Reducing teratoma risk from transplanted stem cells
By Paul Knoepfler
The two most serious obstacles to regenerative medicine therapies are potential immune rejection of transplanted cells and the possibility that such cells could form a type of tumor called teratoma.
CIRM grant recipient and professor of Biology at UC San Diego, Yang Xu, is tackling both of these hurdles. He and his colleagues have recently discovered a method to reduce the ability of embryonic stem cells to form teratoma. The approach involves interfering with the function of a key gene, called Nanog, that is involved in maintaining stem cells. Nanog is one of several genes known as plurpotency factors, which work together to keep cells in their embryonic state.
The paper describing this work, entitled “Phosphorylation stabilizes Nanog by promoting its interaction with Pin1”, was published this week in the Proceedings of the National Academies of Science. Xu and colleagues found that by inhibiting Nanog function in stem cells, those cells still formed teratoma, but they were only about one-third the size of tumors that formed by control cells.

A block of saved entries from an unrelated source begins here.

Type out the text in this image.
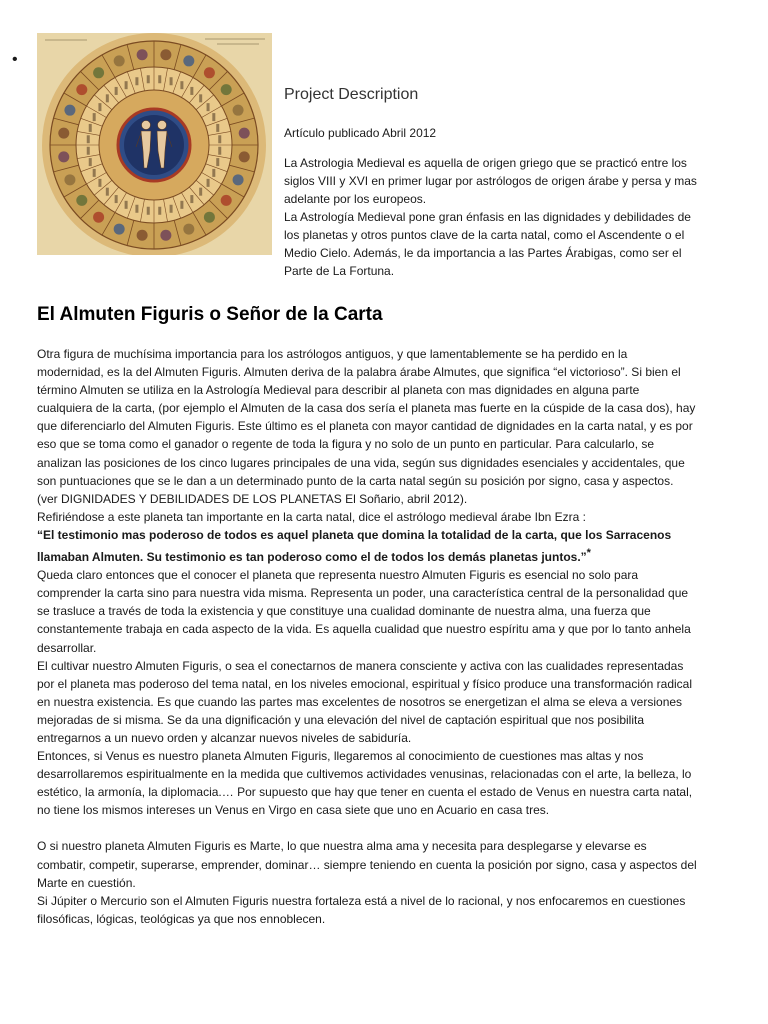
•
Project Description

Artículo publicado Abril 2012

La Astrologia Medieval es aquella de origen griego que se practicó entre los siglos VIII y XVI en primer lugar por astrólogos de origen árabe y persa y mas adelante por los europeos.

La Astrología Medieval pone gran énfasis en las dignidades y debilidades de los planetas y otros puntos clave de la carta natal, como el Ascendente o el Medio Cielo. Además, le da importancia a las Partes Árabigas, como ser el Parte de La Fortuna.

El Almuten Figuris o Señor de la Carta

Otra figura de muchísima importancia para los astrólogos antiguos, y que lamentablemente se ha perdido en la modernidad, es la del Almuten Figuris. Almuten deriva de la palabra árabe Almutes, que significa “el victorioso”. Si bien el término Almuten se utiliza en la Astrología Medieval para describir al planeta con mas dignidades en alguna parte cualquiera de la carta, (por ejemplo el Almuten de la casa dos sería el planeta mas fuerte en la cúspide de la casa dos), hay que diferenciarlo del Almuten Figuris. Este último es el planeta con mayor cantidad de dignidades en la carta natal, y es por eso que se toma como el ganador o regente de toda la figura y no solo de un punto en particular. Para calcularlo, se analizan las posiciones de los cinco lugares principales de una vida, según sus dignidades esenciales y accidentales, que son puntuaciones que se le dan a un determinado punto de la carta natal según su posición por signo, casa y aspectos. (ver DIGNIDADES Y DEBILIDADES DE LOS PLANETAS El Soñario, abril 2012).

Refiriéndose a este planeta tan importante en la carta natal, dice el astrólogo medieval árabe Ibn Ezra :

“El testimonio mas poderoso de todos es aquel planeta que domina la totalidad de la carta, que los Sarracenos llamaban Almuten. Su testimonio es tan poderoso como el de todos los demás planetas juntos.”*

Queda claro entonces que el conocer el planeta que representa nuestro Almuten Figuris es esencial no solo para comprender la carta sino para nuestra vida misma. Representa un poder, una característica central de la personalidad que se trasluce a través de toda la existencia y que constituye una cualidad dominante de nuestra alma, una fuerza que constantemente trabaja en cada aspecto de la vida. Es aquella cualidad que nuestro espíritu ama y que por lo tanto anhela desarrollar.

El cultivar nuestro Almuten Figuris, o sea el conectarnos de manera consciente y activa con las cualidades representadas por el planeta mas poderoso del tema natal, en los niveles emocional, espiritual y físico produce una transformación radical en nuestra existencia. Es que cuando las partes mas excelentes de nosotros se energetizan el alma se eleva a versiones mejoradas de si misma. Se da una dignificación y una elevación del nivel de captación espiritual que nos posibilita entregarnos a un nuevo orden y alcanzar nuevos niveles de sabiduría.

Entonces, si Venus es nuestro planeta Almuten Figuris, llegaremos al conocimiento de cuestiones mas altas y nos desarrollaremos espiritualmente en la medida que cultivemos actividades venusinas, relacionadas con el arte, la belleza, lo estético, la armonía, la diplomacia.… Por supuesto que hay que tener en cuenta el estado de Venus en nuestra carta natal, no tiene los mismos intereses un Venus en Virgo en casa siete que uno en Acuario en casa tres.

O si nuestro planeta Almuten Figuris es Marte, lo que nuestra alma ama y necesita para desplegarse y elevarse es combatir, competir, superarse, emprender, dominar… siempre teniendo en cuenta la posición por signo, casa y aspectos del Marte en cuestión.

Si Júpiter o Mercurio son el Almuten Figuris nuestra fortaleza está a nivel de lo racional, y nos enfocaremos en cuestiones filosóficas, lógicas, teológicas ya que nos ennoblecen.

Xu was quoted in a press release by UCSD as saying the method is only partially effective because “we are targeting only one pathway” and he speculates that targeting multiple pathways simultaneously might provide a more robust inhibition of teratoma formation.
Some important unanswered questions remain. Would inhibition of any key pluripotency factor, for example Oct3, produce the same effect? Are cells with reduced levels of pluripotency factors still able to give rise to normal differentiated cells of diverse types and in sufficient numbers to be useful for therapies? Could a similar effect be achieved by withdrawing growth factors, such as removing LIF from the media of mouse stem cells or FGF from the media of human stem cells?
Despite these remaining gaps in our understanding, this study provides an exciting foundation for improving the safety of regenerative medicine therapies, any area in the stem field that requires more attention.
PNAS, July 5, 2010
CIRM Funding: Yang Xu (RC1-00148)
Paul Knoepfler is assistant professor of Cell Biology and Human Anatomy at UC Davis School of Medicine. He publishes a blog about stem cell research.